It’s amazing how many people consider parenting as ‘hard work.’ What’s with that? OK, yes it’s a life changing, selfless act, and it always keeps you busy, but it’s not ‘work’, and it’s definitely not ‘hard’, it is monotonous, but it’s also the joy of being a parent.
I’ve worked with my children alongside me since the day they were born, literally. I breast-fed them till they were both 16 months old and they were essentially attached to me for 18 hours a day for their first two years. I did what I had to do to be a mother, a provider and a care-taker for my sons, and for not one minute did I consider what I did for them to be ‘work.’
Now that they are older, and a little more independent (well, a lot more considering what I did for them back then), I still enjoy being in their company, being there for them when they need me, but I also respect their needs to grow independently and discover themselves. They have their little chores to do to show responsibility to the family unit which of course, they consider to be work, but the day-to-day activities I do for them – making lunches, washing clothes, making their dinner, cleaning up after them, taking a forgotten hat to school, homework activities, driving them to sports meets, whatever I do for them, it’s what I do to be a mum for them. It’s not work, it’s just busy!

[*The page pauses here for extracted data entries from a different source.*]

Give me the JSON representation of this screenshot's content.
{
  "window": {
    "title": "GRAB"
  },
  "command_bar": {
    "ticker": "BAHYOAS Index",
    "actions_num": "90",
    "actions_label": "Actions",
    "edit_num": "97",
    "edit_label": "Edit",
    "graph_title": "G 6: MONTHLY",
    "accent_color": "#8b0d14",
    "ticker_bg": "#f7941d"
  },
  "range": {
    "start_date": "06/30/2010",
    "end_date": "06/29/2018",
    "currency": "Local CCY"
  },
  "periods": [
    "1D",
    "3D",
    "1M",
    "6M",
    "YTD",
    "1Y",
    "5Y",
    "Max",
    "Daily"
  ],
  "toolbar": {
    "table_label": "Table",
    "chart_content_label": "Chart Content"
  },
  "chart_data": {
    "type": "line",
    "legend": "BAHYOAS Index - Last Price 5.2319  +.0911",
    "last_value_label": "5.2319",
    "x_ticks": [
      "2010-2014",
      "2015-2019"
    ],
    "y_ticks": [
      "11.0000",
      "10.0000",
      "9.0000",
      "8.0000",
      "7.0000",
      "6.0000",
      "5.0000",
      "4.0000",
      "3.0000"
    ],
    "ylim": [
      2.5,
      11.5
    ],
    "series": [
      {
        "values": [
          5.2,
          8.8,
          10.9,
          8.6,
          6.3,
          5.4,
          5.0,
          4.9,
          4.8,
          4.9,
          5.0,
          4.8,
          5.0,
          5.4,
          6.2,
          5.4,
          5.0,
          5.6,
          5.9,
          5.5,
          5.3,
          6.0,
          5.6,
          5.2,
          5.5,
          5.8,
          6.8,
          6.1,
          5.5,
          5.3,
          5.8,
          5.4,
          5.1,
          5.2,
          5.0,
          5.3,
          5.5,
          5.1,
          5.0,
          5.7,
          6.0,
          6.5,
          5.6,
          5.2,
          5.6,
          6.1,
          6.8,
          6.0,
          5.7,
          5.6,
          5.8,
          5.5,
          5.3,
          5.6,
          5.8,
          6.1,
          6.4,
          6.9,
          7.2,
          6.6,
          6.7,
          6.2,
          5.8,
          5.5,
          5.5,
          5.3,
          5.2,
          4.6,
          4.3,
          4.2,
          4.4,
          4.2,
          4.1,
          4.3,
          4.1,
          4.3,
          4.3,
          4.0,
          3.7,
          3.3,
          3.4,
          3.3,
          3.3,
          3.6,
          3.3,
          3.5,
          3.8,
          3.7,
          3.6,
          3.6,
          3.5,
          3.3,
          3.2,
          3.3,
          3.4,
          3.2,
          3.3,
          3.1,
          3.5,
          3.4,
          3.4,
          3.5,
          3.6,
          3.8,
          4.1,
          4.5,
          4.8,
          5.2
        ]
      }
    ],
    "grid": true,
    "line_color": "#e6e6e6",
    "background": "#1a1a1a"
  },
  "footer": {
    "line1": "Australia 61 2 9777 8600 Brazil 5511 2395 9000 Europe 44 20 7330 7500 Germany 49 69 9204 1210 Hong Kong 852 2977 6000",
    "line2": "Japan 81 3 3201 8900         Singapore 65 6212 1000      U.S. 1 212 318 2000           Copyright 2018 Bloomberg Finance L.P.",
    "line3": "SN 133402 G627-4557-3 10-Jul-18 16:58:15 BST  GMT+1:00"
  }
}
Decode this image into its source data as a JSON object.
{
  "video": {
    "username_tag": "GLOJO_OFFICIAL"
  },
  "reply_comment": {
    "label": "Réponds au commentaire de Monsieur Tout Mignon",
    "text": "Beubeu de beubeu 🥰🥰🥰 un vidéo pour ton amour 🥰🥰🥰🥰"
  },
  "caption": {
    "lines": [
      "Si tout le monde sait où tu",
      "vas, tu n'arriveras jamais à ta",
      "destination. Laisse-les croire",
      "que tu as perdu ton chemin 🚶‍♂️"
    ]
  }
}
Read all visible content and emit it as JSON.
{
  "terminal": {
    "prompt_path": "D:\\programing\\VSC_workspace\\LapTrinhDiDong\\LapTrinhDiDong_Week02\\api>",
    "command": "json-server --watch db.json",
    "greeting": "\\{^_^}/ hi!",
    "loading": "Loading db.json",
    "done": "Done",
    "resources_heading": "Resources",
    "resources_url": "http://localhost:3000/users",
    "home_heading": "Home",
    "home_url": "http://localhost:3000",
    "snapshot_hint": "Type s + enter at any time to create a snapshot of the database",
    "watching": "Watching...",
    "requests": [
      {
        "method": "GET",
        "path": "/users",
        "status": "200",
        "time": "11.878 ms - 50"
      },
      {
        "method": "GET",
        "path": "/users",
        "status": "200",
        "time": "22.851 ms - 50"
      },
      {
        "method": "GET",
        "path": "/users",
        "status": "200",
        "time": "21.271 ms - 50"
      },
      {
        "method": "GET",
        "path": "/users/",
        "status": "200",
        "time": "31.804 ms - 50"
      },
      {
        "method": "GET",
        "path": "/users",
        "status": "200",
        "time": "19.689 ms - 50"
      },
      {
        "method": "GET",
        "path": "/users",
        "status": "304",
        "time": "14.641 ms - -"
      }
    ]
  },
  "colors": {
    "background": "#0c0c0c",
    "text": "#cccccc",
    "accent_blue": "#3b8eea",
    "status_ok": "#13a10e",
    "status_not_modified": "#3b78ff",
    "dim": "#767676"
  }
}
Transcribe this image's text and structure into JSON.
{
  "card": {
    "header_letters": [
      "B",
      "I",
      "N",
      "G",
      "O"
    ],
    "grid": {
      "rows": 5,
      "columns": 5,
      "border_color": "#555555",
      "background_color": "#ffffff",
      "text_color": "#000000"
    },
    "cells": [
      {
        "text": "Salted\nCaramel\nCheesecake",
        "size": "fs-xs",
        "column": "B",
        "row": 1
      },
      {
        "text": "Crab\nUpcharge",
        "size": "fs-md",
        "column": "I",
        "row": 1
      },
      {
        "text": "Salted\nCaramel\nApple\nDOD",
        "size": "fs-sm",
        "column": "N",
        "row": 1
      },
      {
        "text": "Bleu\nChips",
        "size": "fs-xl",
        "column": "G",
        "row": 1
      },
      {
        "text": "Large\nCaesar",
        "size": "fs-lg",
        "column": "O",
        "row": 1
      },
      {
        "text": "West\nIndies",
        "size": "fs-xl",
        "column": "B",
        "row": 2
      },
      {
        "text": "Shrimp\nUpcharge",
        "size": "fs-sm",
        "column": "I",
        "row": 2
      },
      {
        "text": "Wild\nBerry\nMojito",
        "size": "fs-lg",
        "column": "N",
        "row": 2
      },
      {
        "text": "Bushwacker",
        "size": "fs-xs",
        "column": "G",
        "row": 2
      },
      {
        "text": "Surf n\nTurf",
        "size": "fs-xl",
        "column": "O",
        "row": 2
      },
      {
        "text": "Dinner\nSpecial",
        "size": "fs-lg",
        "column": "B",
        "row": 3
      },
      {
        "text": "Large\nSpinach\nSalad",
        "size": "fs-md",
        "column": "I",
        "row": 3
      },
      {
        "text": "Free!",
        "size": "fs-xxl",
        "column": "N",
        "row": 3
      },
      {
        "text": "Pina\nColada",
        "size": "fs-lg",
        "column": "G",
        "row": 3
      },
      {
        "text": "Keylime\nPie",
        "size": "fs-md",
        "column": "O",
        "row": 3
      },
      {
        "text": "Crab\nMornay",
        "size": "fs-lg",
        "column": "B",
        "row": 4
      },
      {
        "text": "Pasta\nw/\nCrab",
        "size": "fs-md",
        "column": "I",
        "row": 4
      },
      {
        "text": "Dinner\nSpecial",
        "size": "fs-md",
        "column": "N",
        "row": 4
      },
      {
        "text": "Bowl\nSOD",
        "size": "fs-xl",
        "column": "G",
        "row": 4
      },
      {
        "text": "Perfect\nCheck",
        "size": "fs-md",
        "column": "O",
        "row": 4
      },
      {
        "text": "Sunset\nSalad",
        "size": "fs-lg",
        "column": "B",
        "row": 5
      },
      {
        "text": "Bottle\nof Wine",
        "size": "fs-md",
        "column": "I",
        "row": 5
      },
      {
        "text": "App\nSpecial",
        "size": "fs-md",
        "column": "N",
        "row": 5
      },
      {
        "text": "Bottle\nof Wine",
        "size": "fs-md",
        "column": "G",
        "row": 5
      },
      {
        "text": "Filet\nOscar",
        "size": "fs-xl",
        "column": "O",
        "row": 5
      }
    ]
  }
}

I do feel sorry for the parents who believe that being a parent is a hardship. That they are ‘put out’ by the fact that they have to teach their children to help around the house, cook them meals, wash their clothes, clean up their vomit, get the chewing gum out of the hair…. You wonder why they became a parent in the first place? Even as a single parent, you don’t think for one minute that you wish you didn’t have to do clean up the undigested lasagna that’s sprayed all over the carpet when you forced your child to eat their dinner and they kept telling you that they weren’t feeling well. You just do it, because no one else will do it and it has to be cleaned up. You don’t banish your kids for doing such a horrible thing, you show compassion and guilt that you didn’t realise that they were ‘that sick.’
Being a parent is a privilege. I don’t know what I would do if I didn’t have my boys in my life. It definitely wouldn’t be as fulfilling, it certainly wouldn’t be full of love, cuddles and laughter, and there would be nothing to be proud of. And really, that’s what the rewards are for just being ‘busy.’